On diagrams, the semantic locks are represented on the graphical artifacts (containers, nodes, ports, links) representing the locked model elements.
Updates of modified semantic elements are performed automatically.
Two users cannot work simultaneously on the same diagram. As soon as a user modifies a diagram, the whole diagram is locked for the other users.
The lock diagram decorations are visible both on the tab bar of the diagram editor and in the Project Explorer.
When a diagram is locked by another user:
However, even though another user locks a diagram, semantic elements appearing on this diagram can still be modified by anyone. This is the case for example of the Function “Acquire Images” on the above example. The opposite is true as well: one can have a green lock on a diagram despite some semantic elements appearing on this diagram are locked by other users.
Once the user modifying a diagram saves and commits its modifications, the diagram is not locked anymore. For the other users currently displaying the diagrams, two different alternatives:
After the refresh is performed, the new layout becomes visible.
Note: on the above example, one semantic element (“Acquire Images”) was currently being renamed by the user. The consequence is that the refresh induces a new change (and thus a green lock) on the diagram to reflect the label update.
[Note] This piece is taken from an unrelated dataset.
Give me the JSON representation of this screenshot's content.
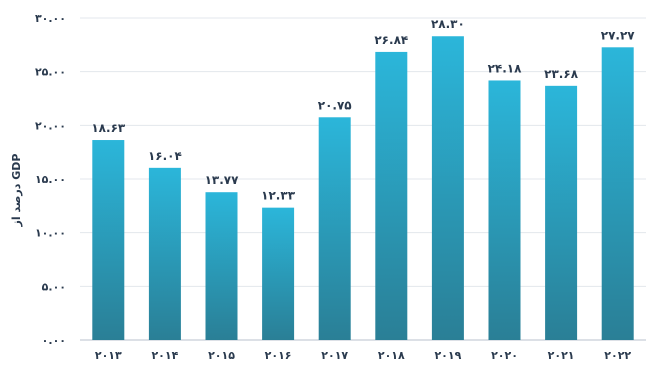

In Capella, the background of diagrams always represents a semantic element (which is the element under which the diagram is located in the Project Explorer). In case this semantic element is locked (hereunder the Root System Function), a specific decorator is put on the background of the diagram. This means for example that even though the diagram is locked for edition (green lock), adding a new element on the background of the diagram is not possible.
Diagrams can be local or shared in the repository. Shared diagrams have specific decorators.
When creating a new diagram, a dialog pops up asking the user to choose whether the diagram should be shared (cdo://) or local (platform:/resource…).
It is possible to move diagrams from the repository to the local project and vice versa.
Important note: semantic elements created on a local diagram are instantaneously shared with other users as soon as a commit is performed. Local diagram does not mean local elements.
It is possible to explicitly lock an (or a set of) element(s) by using the contextual menu.
Note that only semantic elements are locked. Diagrams can also be locked explicitly, but individually.
The behavior of the locks when they are set manually is a bit different than the one of automated locks: while automated locks are systematically released at each commit, elements locked explicitly have to be unlocked explicitly as well.
Consider the following use case
Currently not available.
A Preference allows specifying whether a description is required when committing or not. In case this option is enabled, the following dialog is prompted on each commit action.
Dialog buttons:
Another preference allows the user to pre-fill the commit description using various strategies. The default strategy exploits the previous commit description, while the Mylyn strategy relies on the content of the currently-active, non-completed Mylyn task using the template defined in the Mylyn > Team preferences. Below is an example of such a template:
${task.description}
User Information:
Key: ${task.key} URL: ${task.url}
For more information about these templates, refer to the Mylyn documentation.
A dedicated view allows displaying the commit history. This window can be opened with the contextual menu called on the semantic model.
This view is particularly useful to monitor the current changes on the shared model. The objective of this history is also to attached as a change log when pushing back file-version of the model to Clearcase or SVN.
The properties page (contextual action) on aird files of shared modeling project has a tab named Repository Information. This presents the connected repository information (location, port and name) as well as a list of connected users on the same repository.